North Korea’s new nominal head of state guided Kim Jong Un from the beginning
By Josh Smith, Hyonhee Shin
North Korea’s new nominal head of state is a long-time loyalist with deep ties to the ruling Kim family and whose fortunes have closely followed the rise of leader Kim Jong Un, analysts said.
Choe Ryong Hae was named President of the Presidium of the Supreme People’s Assembly of North Korea, state media reported on Friday, replacing Kim Yong Nam who had held the position since it was created in 1998.
In that position, Choe will be the constitutional head of state, and is likely to be the public face of North Korea at many official functions.
With Kim Jong Un personally taking an unprecedented role in international engagement, Choe’s role may evolve. But analysts say Choe now holds a position of rare prominence for anyone outside the Kim family, which has ruled North Korea since it was established in 1948.
Born in 1950, Choe began to forge his relationship with Kim Jong Un after being tasked in 2009 to help him prepare to succeed his father, Kim Jong Il.
Choe’s father had ties to Kim Il Sung, Kim Jong Un’s grandfather and the founding leader of North Korea, and Choe himself had a personal relationship with Kim Jong Il for decades.
Choe was one of the most powerful officials in North Korea as head of the Workers’ Party of Korea Organisation and Guidance Department (OGD), according to database North Korea Leadership Watch.
He survived years of purges after Kim Jong Un took power, and has weathered a series of ups and downs in his standing.
In late 2015, South Korea’s National Intelligence Service said Choe had been sent to a countryside farm for political reeducation, but in recent years Choe appeared to be gaining more influence since he was promoted in October 2017 to the party’s powerful Central Military Commission.
South Korea’s spy agency said in 2017 it believed he was behind the punishment of General Hwang Pyong So, once one of Kim Jong Un’s most-trusted advisers.

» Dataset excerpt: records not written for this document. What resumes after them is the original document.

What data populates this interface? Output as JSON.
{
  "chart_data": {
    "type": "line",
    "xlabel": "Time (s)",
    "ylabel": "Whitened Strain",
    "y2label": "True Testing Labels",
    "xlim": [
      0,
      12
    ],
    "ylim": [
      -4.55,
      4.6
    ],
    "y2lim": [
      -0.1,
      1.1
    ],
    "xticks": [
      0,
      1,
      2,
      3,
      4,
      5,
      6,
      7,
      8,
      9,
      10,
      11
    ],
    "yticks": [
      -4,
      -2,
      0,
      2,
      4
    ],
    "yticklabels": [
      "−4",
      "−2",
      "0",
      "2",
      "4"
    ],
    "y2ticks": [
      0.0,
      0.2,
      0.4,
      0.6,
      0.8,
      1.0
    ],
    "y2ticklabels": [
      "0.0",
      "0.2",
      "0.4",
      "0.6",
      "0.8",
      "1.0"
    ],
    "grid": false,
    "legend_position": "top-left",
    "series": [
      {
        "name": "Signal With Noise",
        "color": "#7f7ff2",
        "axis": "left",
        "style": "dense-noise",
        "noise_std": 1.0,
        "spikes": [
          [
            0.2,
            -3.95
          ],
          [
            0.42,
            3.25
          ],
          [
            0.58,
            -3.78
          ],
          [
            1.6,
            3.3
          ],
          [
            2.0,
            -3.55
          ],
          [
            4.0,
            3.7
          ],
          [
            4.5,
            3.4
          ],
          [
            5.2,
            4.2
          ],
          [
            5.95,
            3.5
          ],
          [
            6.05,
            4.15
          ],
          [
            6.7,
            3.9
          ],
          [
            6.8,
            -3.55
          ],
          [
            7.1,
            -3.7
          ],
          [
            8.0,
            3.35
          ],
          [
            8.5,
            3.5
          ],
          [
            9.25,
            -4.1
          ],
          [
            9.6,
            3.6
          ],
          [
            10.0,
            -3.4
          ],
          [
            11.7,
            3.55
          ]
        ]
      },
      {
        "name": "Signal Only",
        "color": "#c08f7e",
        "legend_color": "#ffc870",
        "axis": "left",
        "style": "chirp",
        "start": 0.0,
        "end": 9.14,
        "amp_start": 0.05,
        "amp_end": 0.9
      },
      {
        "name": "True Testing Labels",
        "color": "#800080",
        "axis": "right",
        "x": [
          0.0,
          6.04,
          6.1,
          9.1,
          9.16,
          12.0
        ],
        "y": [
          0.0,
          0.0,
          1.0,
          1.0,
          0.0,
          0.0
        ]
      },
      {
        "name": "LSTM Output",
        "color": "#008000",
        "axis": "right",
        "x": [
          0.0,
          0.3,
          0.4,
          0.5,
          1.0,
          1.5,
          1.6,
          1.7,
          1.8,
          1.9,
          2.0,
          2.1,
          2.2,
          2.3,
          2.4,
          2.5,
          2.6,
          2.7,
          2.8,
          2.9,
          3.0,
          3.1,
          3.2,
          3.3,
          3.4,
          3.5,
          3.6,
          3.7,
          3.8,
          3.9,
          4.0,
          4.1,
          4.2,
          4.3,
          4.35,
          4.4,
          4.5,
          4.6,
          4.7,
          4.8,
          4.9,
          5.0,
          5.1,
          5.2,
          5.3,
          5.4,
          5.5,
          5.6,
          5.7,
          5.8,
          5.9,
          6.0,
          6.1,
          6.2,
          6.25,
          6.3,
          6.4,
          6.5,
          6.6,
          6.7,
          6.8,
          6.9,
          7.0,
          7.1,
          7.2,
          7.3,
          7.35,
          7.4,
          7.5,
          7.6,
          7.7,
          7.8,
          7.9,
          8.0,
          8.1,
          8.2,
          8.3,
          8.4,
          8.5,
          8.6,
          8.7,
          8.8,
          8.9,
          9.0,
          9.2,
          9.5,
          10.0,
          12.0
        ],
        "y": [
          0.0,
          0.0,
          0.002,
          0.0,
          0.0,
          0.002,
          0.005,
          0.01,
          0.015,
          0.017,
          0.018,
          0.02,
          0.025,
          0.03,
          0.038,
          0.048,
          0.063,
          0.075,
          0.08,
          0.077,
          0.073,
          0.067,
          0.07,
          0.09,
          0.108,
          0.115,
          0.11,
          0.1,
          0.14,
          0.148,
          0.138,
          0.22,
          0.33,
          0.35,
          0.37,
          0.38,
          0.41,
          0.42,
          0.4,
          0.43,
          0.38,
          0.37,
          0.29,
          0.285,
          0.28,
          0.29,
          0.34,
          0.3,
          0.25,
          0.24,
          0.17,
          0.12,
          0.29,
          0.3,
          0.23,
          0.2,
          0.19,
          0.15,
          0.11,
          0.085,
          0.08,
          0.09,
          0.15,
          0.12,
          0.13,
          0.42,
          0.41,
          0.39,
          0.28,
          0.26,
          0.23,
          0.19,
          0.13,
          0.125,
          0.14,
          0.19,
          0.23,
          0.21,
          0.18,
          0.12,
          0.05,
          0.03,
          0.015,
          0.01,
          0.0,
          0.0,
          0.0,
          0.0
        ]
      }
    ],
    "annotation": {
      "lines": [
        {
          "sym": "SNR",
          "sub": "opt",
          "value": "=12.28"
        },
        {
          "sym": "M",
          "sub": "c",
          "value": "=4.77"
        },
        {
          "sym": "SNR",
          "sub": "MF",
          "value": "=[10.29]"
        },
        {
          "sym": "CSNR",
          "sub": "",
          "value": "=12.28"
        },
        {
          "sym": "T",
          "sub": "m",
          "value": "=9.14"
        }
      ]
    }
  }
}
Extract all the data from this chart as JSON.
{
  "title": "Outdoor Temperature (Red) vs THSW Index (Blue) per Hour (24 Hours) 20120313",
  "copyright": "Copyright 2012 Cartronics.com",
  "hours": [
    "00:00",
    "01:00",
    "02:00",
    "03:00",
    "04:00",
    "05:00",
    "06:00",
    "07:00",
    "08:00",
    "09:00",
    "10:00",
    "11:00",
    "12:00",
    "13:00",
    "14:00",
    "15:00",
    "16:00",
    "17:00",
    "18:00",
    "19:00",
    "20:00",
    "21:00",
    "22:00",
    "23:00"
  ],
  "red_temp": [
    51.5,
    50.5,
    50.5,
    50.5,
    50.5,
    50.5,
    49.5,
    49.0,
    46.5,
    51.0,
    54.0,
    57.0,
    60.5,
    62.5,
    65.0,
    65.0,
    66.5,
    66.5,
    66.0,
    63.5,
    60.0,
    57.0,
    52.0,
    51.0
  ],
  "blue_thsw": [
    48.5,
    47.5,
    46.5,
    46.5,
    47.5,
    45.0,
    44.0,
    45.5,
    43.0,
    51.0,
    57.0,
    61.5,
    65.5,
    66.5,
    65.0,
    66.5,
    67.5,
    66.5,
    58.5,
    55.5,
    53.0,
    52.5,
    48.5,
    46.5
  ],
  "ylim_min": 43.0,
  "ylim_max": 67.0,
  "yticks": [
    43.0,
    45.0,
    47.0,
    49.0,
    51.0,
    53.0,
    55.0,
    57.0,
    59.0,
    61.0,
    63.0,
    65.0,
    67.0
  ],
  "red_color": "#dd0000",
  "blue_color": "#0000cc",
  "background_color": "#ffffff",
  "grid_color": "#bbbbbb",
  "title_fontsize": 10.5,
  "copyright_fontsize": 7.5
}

Still, analysts said Choe appears to be more of a smooth “yes man” than a hardened enforcer within the government.
“He is a schmoozer,” said Michael Madden, a North Korea leadership expert at the Stimson Centre, a U.S. think tank. “He’s not one of these guys with bloody knuckles, not someone we would associate with being a leg-breaker in the regime. He knows how to do that if he needs to, but he’s more of a schmoozer.”
In December, Choe was one of three North Korean officials sanctioned by the U.S. Treasury Department for “serious human rights abuses and censorship”.
In a statement at the time, the department said as head of the OGD, Choe oversaw censorship and control of North Koreans.
A former South Korean diplomat who met Choe said that even during meetings where he was not the most senior official, Choe seemed “confident, or even arrogant”, often doing most of the talking.
“I had the impression that he had the trust of Kim Jong Un, which would’ve come from his father’s relationship with the Kim family,” the diplomat said, speaking on condition of anonymity due to the sensitivity of the issue.